Collage by Matias Pacheco-Ramirez, Photographer
Adjunct faculty may be replacing their full-time counterparts, as they now make up 40% of the higher education workforce.
These part-time employees are typically paid at an hourly rate or per credit taught, and their pay is influenced by their education level and the major they are instructing — making them an economical alternative to full-time faculty who receive annual salaries.
The private university workforce is nearly 46% adjuncts, while part-time faculty only comprise 37% of public institutions.
Chapman currently employs 590 part-time faculty who receive hourly wages and 595 full-time faculty whose stipends vary by discipline. However, how adjuncts are distributed among colleges varies vastly.
The College and University Professional Association for Human Resources (CUPA-HR) found that adjuncts make up 32% of the national faculty in liberal arts and humanities.
In Wilkinson College of Arts, Humanities and Social Sciences, courses led by part-time and full-time instructors are nearly evenly split this semester. Mary Shockey, Wilkinson’s event coordinator, said 48.5% of courses offered this spring are taught by adjuncts.
Peter Cibula, an adjunct professor in Wilkinson, said adjunct faculty commonly teach lower-division or general education classes, often being the first professors undergraduates interact with in their college careers.
“The fact that these courses are there and needed every year means that (there are) teaching jobs that could be taught by tenure-track faculty,” said Cibula. “(Instruction by adjuncts is) something akin to taking an Uber, since most adjuncts have no job protections and are fundamentally gig workers.”
Cibula is also a lecturer at the University of California, Irvine School of Humanities.
“UC Irvine’s budget model is prioritizing larger lectures and thus decreasing funding for small courses,” he said. “Last year they laid off many contingent faculty and this year are poised to potentially do the same … If budgets begin getting leveraged against particular colleges at Chapman, you’ll likely notice a similar shrinkflation effect: your tuition will give you less value, and you’ll be paying it longer.”
In the Schmid College of Science and Technology, 30% of classes are taught by part-time faculty, and an additional 7% are taught by graduate student instructors, said Rebecca Green, the operations administrator for Schmid.

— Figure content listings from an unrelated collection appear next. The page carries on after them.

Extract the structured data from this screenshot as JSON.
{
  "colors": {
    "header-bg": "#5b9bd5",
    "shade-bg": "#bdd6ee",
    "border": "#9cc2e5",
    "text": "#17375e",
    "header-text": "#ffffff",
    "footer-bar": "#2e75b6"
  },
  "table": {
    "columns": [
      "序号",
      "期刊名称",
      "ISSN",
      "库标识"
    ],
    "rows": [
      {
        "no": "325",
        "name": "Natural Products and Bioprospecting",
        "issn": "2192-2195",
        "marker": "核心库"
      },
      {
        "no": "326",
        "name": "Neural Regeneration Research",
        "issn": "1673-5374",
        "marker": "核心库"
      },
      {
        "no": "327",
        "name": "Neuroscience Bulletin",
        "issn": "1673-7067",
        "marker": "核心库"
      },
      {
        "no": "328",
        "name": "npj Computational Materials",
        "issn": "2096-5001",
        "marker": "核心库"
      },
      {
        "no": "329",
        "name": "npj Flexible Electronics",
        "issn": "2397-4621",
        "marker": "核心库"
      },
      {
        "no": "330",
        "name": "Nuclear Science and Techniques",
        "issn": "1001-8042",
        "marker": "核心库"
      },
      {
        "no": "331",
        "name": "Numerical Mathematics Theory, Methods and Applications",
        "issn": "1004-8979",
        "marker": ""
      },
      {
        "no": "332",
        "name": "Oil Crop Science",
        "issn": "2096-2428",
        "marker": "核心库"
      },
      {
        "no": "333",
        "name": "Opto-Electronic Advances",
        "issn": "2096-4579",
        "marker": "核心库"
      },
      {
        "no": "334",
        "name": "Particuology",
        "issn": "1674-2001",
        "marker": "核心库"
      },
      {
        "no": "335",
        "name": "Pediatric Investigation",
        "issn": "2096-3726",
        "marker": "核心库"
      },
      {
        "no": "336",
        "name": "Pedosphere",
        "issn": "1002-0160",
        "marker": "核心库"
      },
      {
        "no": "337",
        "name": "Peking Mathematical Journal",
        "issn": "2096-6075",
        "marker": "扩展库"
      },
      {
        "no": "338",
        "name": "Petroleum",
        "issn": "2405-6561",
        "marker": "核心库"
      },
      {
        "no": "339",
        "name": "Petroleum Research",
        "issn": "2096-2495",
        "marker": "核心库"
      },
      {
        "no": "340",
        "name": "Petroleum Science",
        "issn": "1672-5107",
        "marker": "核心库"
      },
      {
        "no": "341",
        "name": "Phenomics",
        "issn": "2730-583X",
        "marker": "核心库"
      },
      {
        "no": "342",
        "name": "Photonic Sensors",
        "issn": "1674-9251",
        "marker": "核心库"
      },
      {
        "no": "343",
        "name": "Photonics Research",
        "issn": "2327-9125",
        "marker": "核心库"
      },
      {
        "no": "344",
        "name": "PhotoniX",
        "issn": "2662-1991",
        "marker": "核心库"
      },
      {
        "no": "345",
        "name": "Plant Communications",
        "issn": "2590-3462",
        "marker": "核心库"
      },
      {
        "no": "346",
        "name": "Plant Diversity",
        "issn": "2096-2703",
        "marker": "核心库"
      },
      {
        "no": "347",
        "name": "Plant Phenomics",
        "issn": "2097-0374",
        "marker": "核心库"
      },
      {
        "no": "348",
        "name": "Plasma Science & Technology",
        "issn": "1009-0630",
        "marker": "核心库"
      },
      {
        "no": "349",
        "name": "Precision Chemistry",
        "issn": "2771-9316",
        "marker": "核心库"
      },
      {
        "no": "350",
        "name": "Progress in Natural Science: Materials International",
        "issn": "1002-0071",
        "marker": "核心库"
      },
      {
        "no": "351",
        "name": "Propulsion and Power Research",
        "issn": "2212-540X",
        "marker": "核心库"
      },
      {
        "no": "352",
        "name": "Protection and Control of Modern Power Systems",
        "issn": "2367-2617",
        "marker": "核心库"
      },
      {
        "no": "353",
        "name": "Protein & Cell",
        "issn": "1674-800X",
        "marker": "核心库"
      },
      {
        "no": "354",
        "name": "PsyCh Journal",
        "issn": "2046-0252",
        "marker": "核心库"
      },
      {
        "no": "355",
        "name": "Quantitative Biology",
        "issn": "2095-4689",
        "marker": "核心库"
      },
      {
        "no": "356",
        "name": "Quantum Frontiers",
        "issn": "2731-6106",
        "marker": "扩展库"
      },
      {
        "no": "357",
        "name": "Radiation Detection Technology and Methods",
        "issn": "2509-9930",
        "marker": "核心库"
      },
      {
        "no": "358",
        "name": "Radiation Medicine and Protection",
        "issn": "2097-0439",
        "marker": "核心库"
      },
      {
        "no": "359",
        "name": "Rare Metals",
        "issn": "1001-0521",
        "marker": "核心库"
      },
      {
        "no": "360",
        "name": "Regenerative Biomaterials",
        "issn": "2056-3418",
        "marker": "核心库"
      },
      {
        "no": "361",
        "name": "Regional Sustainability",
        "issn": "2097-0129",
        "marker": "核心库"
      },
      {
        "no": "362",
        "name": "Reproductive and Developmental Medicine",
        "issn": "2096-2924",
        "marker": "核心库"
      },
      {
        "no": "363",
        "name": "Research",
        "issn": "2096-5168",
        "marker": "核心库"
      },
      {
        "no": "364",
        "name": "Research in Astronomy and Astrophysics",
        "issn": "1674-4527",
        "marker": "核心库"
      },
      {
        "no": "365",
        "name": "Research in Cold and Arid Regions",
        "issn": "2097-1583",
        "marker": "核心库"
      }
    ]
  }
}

Co-director of the physics program, Matthew Leifer, said that while he cannot speak for all of Schmid, the number of adjunct professors hired in the physics department has decreased dramatically over the last few years, and he does not foresee hiring adjuncts in the coming year.
“In my view, being an adjunct should not be a permanent, full-time career,” said Leifer. “It is not a sustainable position financially. However, it will always be necessary to have some adjuncts to cover unexpected instructor shortfalls (or) temporary leaves and to give junior instructors valuable teaching experience.”
Slightly fewer courses in the Argyros School of Business and Economics are being taught by adjuncts this semester. Associate Dean Amy Hurley-Hanson said approximately 25% of spring courses are taught by part-time faculty.
Chapman’s School of Pharmacy relies almost entirely on full-time faculty. Jason Yamaki, an associate professor for the School of Pharmacy, said only one of the 29 courses offered this spring is taught by a non-full-time instructor, which is about 3%.
Employing more adjunct faculty in the humanities rather than STEM is not unique to Chapman.
The same CUPA-HR study found adjuncts make up 3% of engineering faculty, 6% of physical science faculty, 8% of biological science faculty and 11% of both math and computer science faculty.
These differences come as departments structure courses based on factors such as program requirements, enrollment and available faculty.
History Professor William Cumiford said that the fact that Wilkinson houses many courses that count toward graduation requirements increases demand for adjunct faculty.
“You have to take English and languages, so they need part-time help,” Cumiford said.
He added that most foreign language instructors are part-time, and he has noticed the English department increasing the number of courses offered.
Cumiford began as an adjunct at Chapman in 1992, but has been full-time for 30 years and has seen various types of part-time professors.
“At Chapman, we have very dedicated part-time people,” he said. “One of my colleagues works hours just to teach a few classes.”
On the other hand, he said there are “freeway fliers” who jump from campus to campus to earn their paycheck but offer little more than that.
Cumiford also attributes job demand to the disparities amongst adjuncts across fields.
“There are a lot of people looking for work in humanities degrees, whereas in mathematics they (can) go work for big corporations,” Cumiford said. “We have great math (full-time and adjuncts) working here now, but they could be working somewhere else for a lot of money.”
The increased use of adjuncts nationwide has begun to worry some college faculty, whether they are full or part-time.
“In higher education, the increasing number of people who are adjuncting across multiple institutions as their only job for multiple years is very worrying,” Leifer said. “I hope we can buck this trend at Chapman as we have done in the physics program.”
Cibula also believes that part-time employees should be used in moderation.
“Temporary work should only be used as an emergency,” he said. “However, as the university exists now, the percentage of students being taught by contract workers is rapidly rising to levels where we should question what a university is anymore.”